For 74% of option holders and 76% of stock purchase plan participants, the plan was their first experience with investing, indicating just how basic communication must be about these programs. Only 39% of those with options have a strategy for exercising them, and only 10% think of them in terms of their overall financial picture. Participants in both kinds of plans, however, do monitor company stock price closely. A third check prices daily, half at least once a week, and two-thirds at least once a month. Most respondents said they wanted the company, not a third party, to provide more information about the plan, with about an even split preferring on-line, written, or face-to-face communications.

The study also revealed that about 8% of U.S. households with at least one full-time employed adult participate in a stock option plan. Ten percent are offered stock purchase plans, with 6% participating. These numbers translate into roughly similar estimates of the number of employees the NCEO believes currently hold options (about seven to 10 million) but somewhat lower than the number of employees offered stock purchase plans (we estimate it is 15 million; this survey suggests the number may be closer to 12). Translating from number of households into the number of employees, however, requires a few assumptions, such as the number of employed people in the household and how many of these people get options (more than one person in a household may receive options), so the NCEO and Fidelity data are not precisely comparable.

Ninth Circuit Allows Boise Cascade Tax Deduction for ESOP Distributions

In Boise Cascade Corp. v. U.S. (9th Cir., No. 01-36086, 5/20/03), the Ninth Circuit Court of Appeals ruled that Boise Cascade could take a tax deduction for distributions of convertible preferred stock from the company's ESOP. The issue dates back to 1989 when Boise Cascade transferred convertible preferred to the ESOP. As is always the case in the ESOP, the trustee was the sold legal owner. If the stock were transferred to another person than the trustee, it automatically converted to common. When a participant terminated, the vested convertible preferred was automatically redeemed. The company could choose to redeem the convertible preferred in cash or stock prior to actual distribution. All 1989 payments were in cash. Participants could then elect to take the distribution in cash or stock. Boise Cascade then filed an amended tax return asking to receive a refund for the amounts it believed it could take as a tax deduction for amounts distributed in cash to employees. The IRS disallowed it. A district court then ruled for the company, and the appeals court affirmed the ruling.

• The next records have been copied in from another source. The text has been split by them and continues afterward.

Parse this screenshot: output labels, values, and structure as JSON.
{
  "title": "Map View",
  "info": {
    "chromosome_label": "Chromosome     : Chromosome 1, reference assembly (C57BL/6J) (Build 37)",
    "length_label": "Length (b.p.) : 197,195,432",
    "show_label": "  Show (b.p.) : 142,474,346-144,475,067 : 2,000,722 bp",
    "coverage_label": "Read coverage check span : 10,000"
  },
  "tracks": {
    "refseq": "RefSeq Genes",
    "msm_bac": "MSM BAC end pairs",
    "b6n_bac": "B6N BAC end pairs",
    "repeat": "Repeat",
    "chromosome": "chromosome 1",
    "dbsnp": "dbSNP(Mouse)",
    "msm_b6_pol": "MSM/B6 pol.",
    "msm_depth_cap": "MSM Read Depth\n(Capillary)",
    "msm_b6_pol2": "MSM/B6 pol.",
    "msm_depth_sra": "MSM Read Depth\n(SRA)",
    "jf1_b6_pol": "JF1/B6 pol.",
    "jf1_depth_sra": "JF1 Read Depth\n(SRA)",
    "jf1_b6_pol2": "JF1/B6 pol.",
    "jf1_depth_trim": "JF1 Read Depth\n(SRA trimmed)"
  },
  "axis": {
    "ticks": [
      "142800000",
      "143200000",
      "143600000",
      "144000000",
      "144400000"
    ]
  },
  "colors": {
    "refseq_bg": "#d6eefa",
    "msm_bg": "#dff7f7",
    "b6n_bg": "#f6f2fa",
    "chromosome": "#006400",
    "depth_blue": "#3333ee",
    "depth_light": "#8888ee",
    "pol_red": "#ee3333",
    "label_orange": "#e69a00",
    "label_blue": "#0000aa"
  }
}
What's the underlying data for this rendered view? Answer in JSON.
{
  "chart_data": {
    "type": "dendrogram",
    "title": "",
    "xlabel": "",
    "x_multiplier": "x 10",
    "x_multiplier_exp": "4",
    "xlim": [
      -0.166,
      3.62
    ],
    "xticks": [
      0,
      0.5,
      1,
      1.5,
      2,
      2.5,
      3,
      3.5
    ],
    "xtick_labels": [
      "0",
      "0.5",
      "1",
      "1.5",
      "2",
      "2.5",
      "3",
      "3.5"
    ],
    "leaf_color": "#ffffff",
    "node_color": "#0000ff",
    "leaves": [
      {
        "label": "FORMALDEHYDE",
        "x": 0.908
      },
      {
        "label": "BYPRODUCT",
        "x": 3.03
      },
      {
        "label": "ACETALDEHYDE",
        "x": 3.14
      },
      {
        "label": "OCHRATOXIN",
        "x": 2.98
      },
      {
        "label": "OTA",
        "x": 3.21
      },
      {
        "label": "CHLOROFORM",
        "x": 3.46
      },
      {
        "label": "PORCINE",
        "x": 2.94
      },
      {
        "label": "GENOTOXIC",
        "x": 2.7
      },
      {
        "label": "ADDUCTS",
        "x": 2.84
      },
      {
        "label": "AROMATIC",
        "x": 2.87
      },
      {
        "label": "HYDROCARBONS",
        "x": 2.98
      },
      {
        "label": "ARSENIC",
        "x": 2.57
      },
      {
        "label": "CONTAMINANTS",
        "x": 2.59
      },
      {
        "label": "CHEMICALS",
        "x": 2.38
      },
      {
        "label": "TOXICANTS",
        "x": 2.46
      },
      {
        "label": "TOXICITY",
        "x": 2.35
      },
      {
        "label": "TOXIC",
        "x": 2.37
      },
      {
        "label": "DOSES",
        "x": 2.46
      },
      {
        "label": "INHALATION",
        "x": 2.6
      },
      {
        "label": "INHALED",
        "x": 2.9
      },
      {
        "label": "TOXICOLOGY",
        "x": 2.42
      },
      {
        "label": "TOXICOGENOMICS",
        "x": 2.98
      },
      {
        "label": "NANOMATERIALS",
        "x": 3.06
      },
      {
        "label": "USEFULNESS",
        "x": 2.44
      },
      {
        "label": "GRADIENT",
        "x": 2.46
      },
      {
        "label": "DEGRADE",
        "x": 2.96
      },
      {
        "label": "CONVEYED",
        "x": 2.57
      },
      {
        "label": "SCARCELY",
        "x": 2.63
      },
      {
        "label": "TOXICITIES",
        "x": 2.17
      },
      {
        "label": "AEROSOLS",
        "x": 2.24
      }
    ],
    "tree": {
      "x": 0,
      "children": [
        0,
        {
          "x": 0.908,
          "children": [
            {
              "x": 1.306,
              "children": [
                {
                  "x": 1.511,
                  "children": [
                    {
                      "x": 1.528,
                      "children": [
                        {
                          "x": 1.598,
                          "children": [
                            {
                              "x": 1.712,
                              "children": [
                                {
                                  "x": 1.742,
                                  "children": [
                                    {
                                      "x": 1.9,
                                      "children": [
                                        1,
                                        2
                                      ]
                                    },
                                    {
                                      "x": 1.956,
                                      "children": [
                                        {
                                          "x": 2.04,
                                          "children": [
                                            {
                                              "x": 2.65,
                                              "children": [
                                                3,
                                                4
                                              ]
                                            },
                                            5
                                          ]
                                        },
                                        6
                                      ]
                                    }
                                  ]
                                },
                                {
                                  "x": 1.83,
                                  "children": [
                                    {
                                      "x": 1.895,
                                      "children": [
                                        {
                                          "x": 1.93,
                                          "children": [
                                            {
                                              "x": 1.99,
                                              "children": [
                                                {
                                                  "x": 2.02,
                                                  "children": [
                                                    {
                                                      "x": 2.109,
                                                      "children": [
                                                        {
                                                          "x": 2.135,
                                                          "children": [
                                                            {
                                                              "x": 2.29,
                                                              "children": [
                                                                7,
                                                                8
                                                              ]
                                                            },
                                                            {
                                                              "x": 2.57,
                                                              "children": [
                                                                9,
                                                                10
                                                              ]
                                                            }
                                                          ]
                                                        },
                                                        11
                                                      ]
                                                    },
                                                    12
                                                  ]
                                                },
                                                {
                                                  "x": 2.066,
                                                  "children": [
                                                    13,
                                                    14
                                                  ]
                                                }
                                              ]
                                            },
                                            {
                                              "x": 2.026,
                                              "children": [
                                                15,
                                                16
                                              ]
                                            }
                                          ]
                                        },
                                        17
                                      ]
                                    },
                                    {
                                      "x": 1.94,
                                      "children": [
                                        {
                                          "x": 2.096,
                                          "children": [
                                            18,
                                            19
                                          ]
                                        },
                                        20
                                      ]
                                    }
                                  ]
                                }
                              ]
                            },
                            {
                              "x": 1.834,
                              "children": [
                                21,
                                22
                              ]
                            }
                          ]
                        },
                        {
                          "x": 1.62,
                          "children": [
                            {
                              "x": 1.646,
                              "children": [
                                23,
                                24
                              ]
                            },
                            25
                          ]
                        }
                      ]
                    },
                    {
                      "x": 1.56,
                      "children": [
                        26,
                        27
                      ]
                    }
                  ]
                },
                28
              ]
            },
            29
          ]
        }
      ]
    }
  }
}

The court ruled that the redemption qualified as a refund under IRC Section 302(b) and thus was deductible as an ESOP dividend. Whether this ruling would apply in other applications of this theory at other companies is not clear. That section provides, among other things, that a payout of convertible preferred stock is a dividend as long as it does not result in a "meaningful reduction of the shareholder's proportionate interest in the corporation." It did not here, the court ruled, because the participants were not the owners, the trust was. At the time, participants were able to roll over the distributions into IRAs even though these distributions were considered dividends. That would no longer be the case. Companies would presumably (but would not be required to) give employees a choice of receiving the payout as a cash distribution as a dividend or a distribution in stock that could be rolled into an IRA (but would not be deductible to the company. The dividend would taxed as a dividend to the employee, not as a distribution.